LAWS(PVC)-1913-1-85

NARAIN DAS Vs. PROHIT BASANT LAL

Decided On January 07, 1913
NARAIN DAS Appellant
V/S
PROHIT BASANT LAL Respondents

JUDGEMENT

(1.) THIS appeal arises out of a suit in which the plaintiffs claimed the sum of Rs. 6,000. THIS sum of Rs. 6,000 was made up in the following way. The plaintiffs had sold to the defendants certain mortgagee rights in consideration of the sum of Rs. 8,000. Of this Rs. 8,000, Rs. 4,750 was left with the defendants for payment of certain debts due by the plaintiffs. One debt was a sum of Rs. 1,375 to a creditor called Lala Baij Nath. A second sum was Rs. 1,375 to be paid to one Sahu Parshadi Lal. The third was a sum of Rs. 2,000 left for payment to miscellaneous creditors.

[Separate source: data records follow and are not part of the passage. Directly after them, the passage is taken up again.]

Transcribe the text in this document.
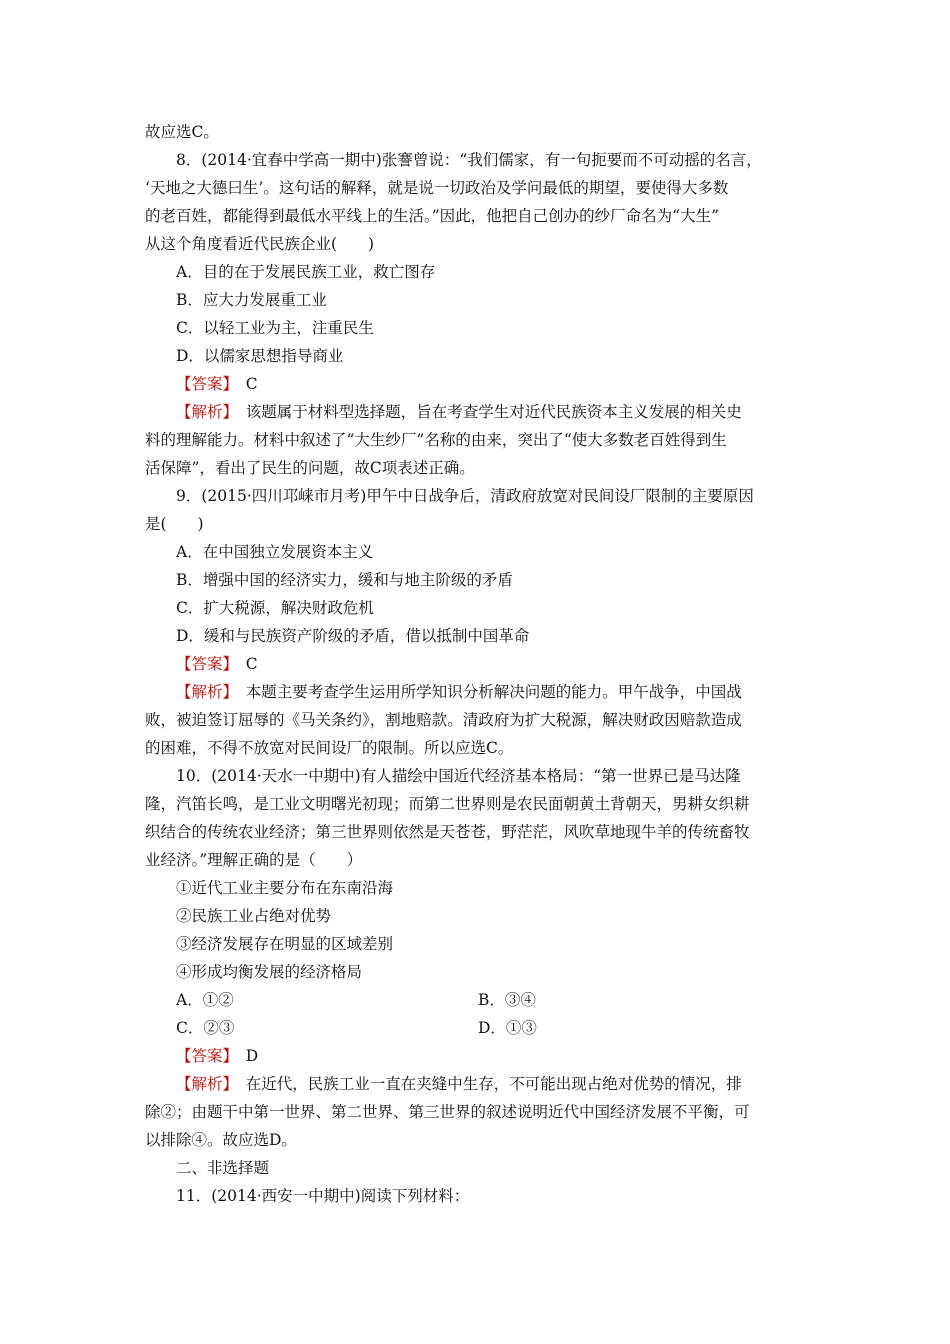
故应选C。
8．(2014·宜春中学高一期中)张謇曾说：“我们儒家，有一句扼要而不可动摇的名言，
‘天地之大德曰生’。这句话的解释，就是说一切政治及学问最低的期望，要使得大多数
的老百姓，都能得到最低水平线上的生活。”因此，他把自己创办的纱厂命名为“大生”
从这个角度看近代民族企业(　　)
A．目的在于发展民族工业，救亡图存
B．应大力发展重工业
C．以轻工业为主，注重民生
D．以儒家思想指导商业
【答案】　 C
【解析】　 该题属于材料型选择题，旨在考查学生对近代民族资本主义发展的相关史
料的理解能力。材料中叙述了“大生纱厂”名称的由来，突出了“使大多数老百姓得到生
活保障”，看出了民生的问题，故C项表述正确。
9．(2015·四川邛崃市月考)甲午中日战争后，清政府放宽对民间设厂限制的主要原因
是(　　)
A．在中国独立发展资本主义
B．增强中国的经济实力，缓和与地主阶级的矛盾
C．扩大税源，解决财政危机
D．缓和与民族资产阶级的矛盾，借以抵制中国革命
【答案】　 C
【解析】　 本题主要考查学生运用所学知识分析解决问题的能力。甲午战争，中国战
败，被迫签订屈辱的《马关条约》，割地赔款。清政府为扩大税源，解决财政因赔款造成
的困难，不得不放宽对民间设厂的限制。所以应选C。
10．(2014·天水一中期中)有人描绘中国近代经济基本格局：“第一世界已是马达隆
隆，汽笛长鸣，是工业文明曙光初现；而第二世界则是农民面朝黄土背朝天，男耕女织耕
织结合的传统农业经济；第三世界则依然是天苍苍，野茫茫，风吹草地现牛羊的传统畜牧
业经济。”理解正确的是（　　）
①近代工业主要分布在东南沿海
②民族工业占绝对优势
③经济发展存在明显的区域差别
④形成均衡发展的经济格局
A．①②	B．③④
C．②③	D．①③
【答案】　 D
【解析】　 在近代，民族工业一直在夹缝中生存，不可能出现占绝对优势的情况，排
除②；由题干中第一世界、第二世界、第三世界的叙述说明近代中国经济发展不平衡，可
以排除④。故应选D。
二、非选择题
11．(2014·西安一中期中)阅读下列材料：
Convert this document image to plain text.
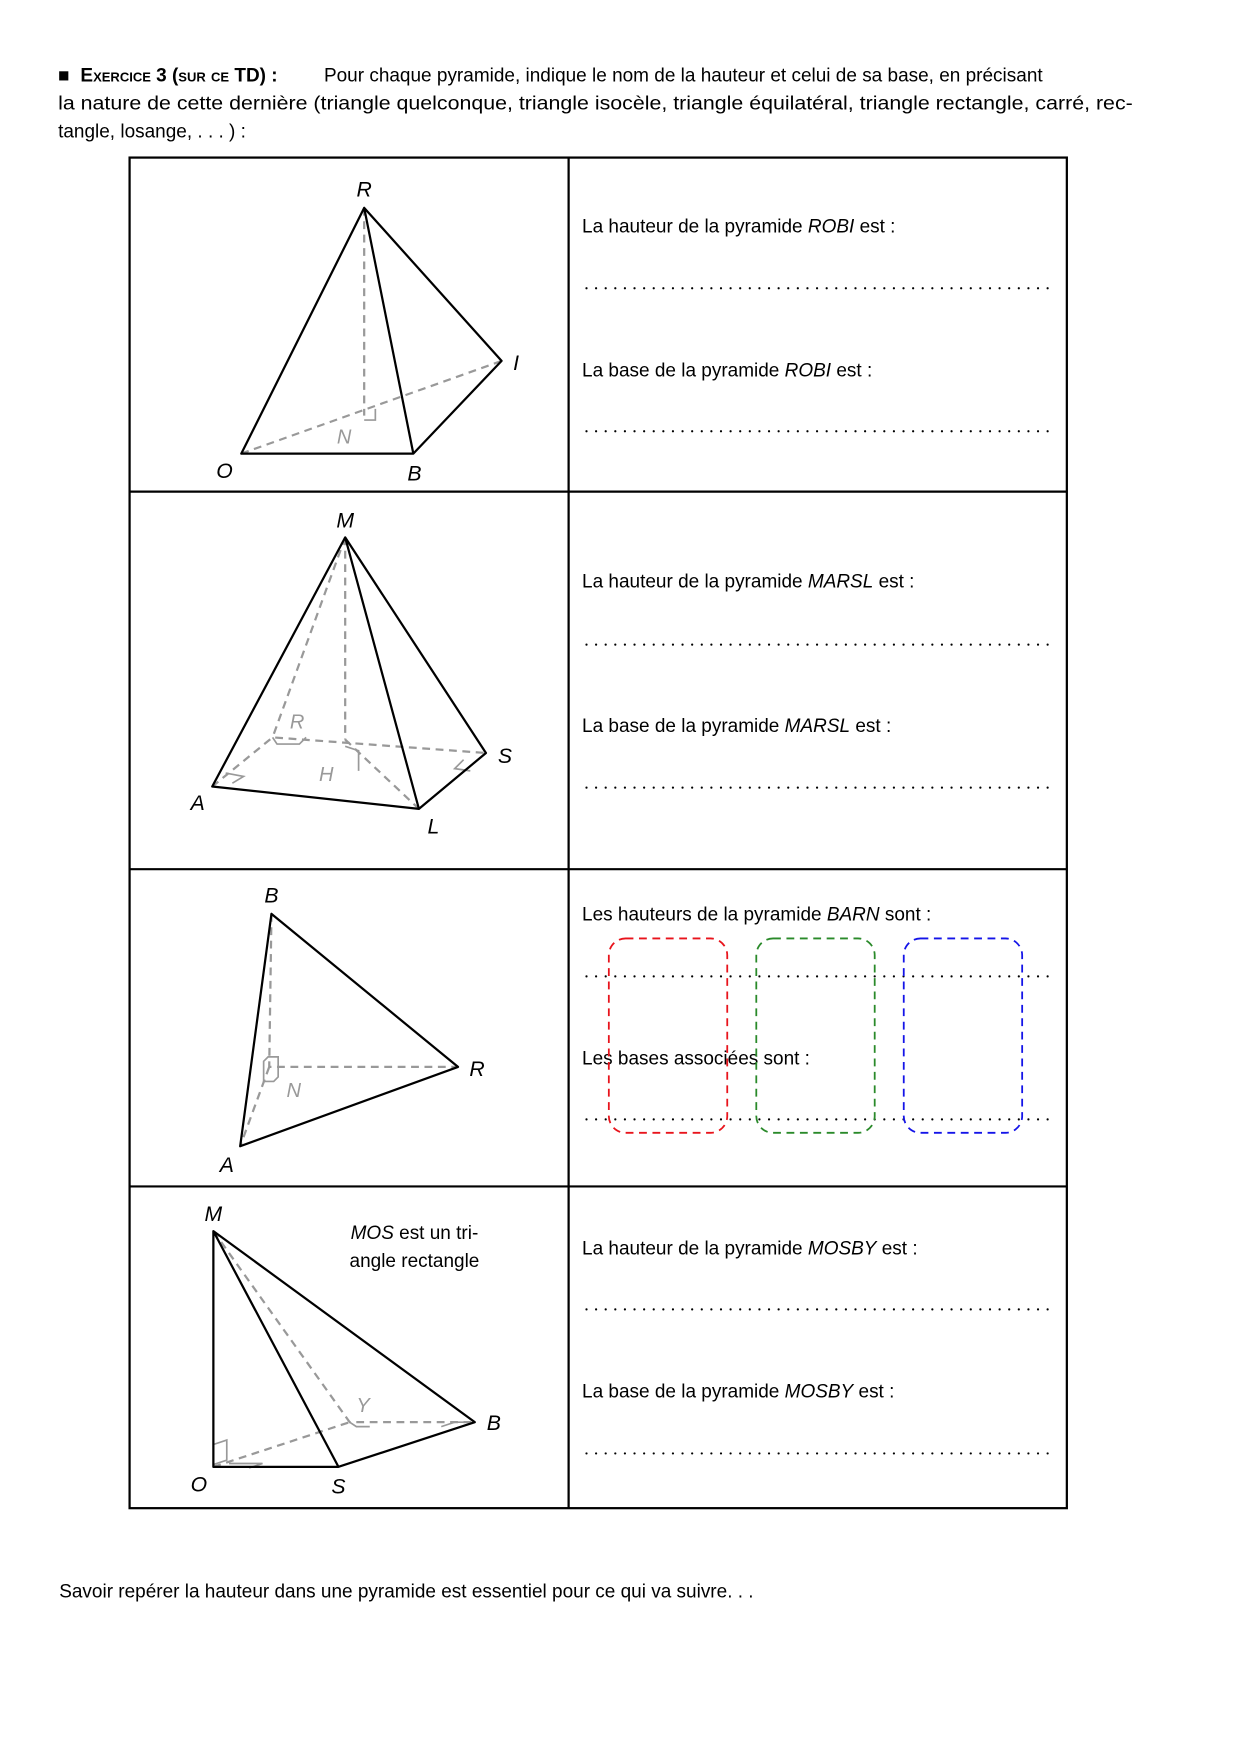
■ Exercice 3 (sur ce TD) :	Pour chaque pyramide, indique le nom de la hauteur et celui de sa base, en précisant
la nature de cette dernière (triangle quelconque, triangle isocèle, triangle équilatéral, triangle rectangle, carré, rec-
tangle, losange, . . . ) :
R
O	B
I
N
La hauteur de la pyramide ROBI est :
La base de la pyramide ROBI est :
M
A
L
S
R
H
La hauteur de la pyramide MARSL est :
La base de la pyramide MARSL est :
B
A
R
N
Les hauteurs de la pyramide BARN sont :
Les bases associées sont :
M
O	S
B
Y
MOS est un tri-
angle rectangle
La hauteur de la pyramide MOSBY est :
La base de la pyramide MOSBY est :
Savoir repérer la hauteur dans une pyramide est essentiel pour ce qui va suivre. . .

The plaintiffs alleged that the defendants never paid the sum of Rs. 4,750 to the creditors, and that as a consequence the plaintiffs suffered a loss of Rs. 1,250. They claimed, therefore, Rs. 4,750, the balance of the unpaid purchase money, and Rs. 1,250 damages.

(2.) THE Court below has found, and we entirely agree with the finding, that the defendants neglected to pay the money left in their hands in the manner provided by the sale-deed. We also agree with the Court below that the defendants were in no wise justified in deferring the making of these payments until after mutation of names had been effected in their favour. THE only question which arises in the present appeal is whether or not the Court below was justified in awarding the plaintiffs Rs. 1,000 as damages. This sum of Rs. 1,000 was arrived at as follows: THE plaintiffs proved to the satisfaction of the Court below that the creditor Parshadi Lal had agreed with the plaintiffs that if his debt was satisfied by one lump sum, he would remit out of the amount due to him the sum of Rs. 1,000 and that it was in consequence of the nonpayment, by the defendants of the sum of Rs. 1,375 that the debt of Parshadi Lal was not discharged. In our opinion, the Court below was not legally justified in awarding this sum of Rs. 1,000 to the plaintiffs. THE plaintiffs claim is really for unpaid purchase money. In the agreement between the parties, there was no agreement or contract by the defendants to make good any damage that might arise by reason of Parshadi Lal s debt not being paid off at a certain time or in a certain manner. As a matter of fact, if the plaintiffs had sufficient money in their hands, they might have discharged Parshadi Lal s debt and got the benefit of any remittance which he might be pleased to make. THE law cannot recognise any loss which does not naturally follow from the breach of the contract between the parties. THE illustration in Section 73 of the Contract Act clearly demonstrates this proposition. We, therefore, think that the present appeal must be allowed. As we think the defendants did not behave well and tried to insist that they were entitled to get mutation of names before they made the payments to the creditors, we do not think that they ought to get any costs of the present appeal. We accordingly allow the appeal and vary the decree of the Court below by reducing the amount decreed to the sum of Rs. 4,750. In all other respects, we affirm the decree. We make no order as to the costs of the present appeal.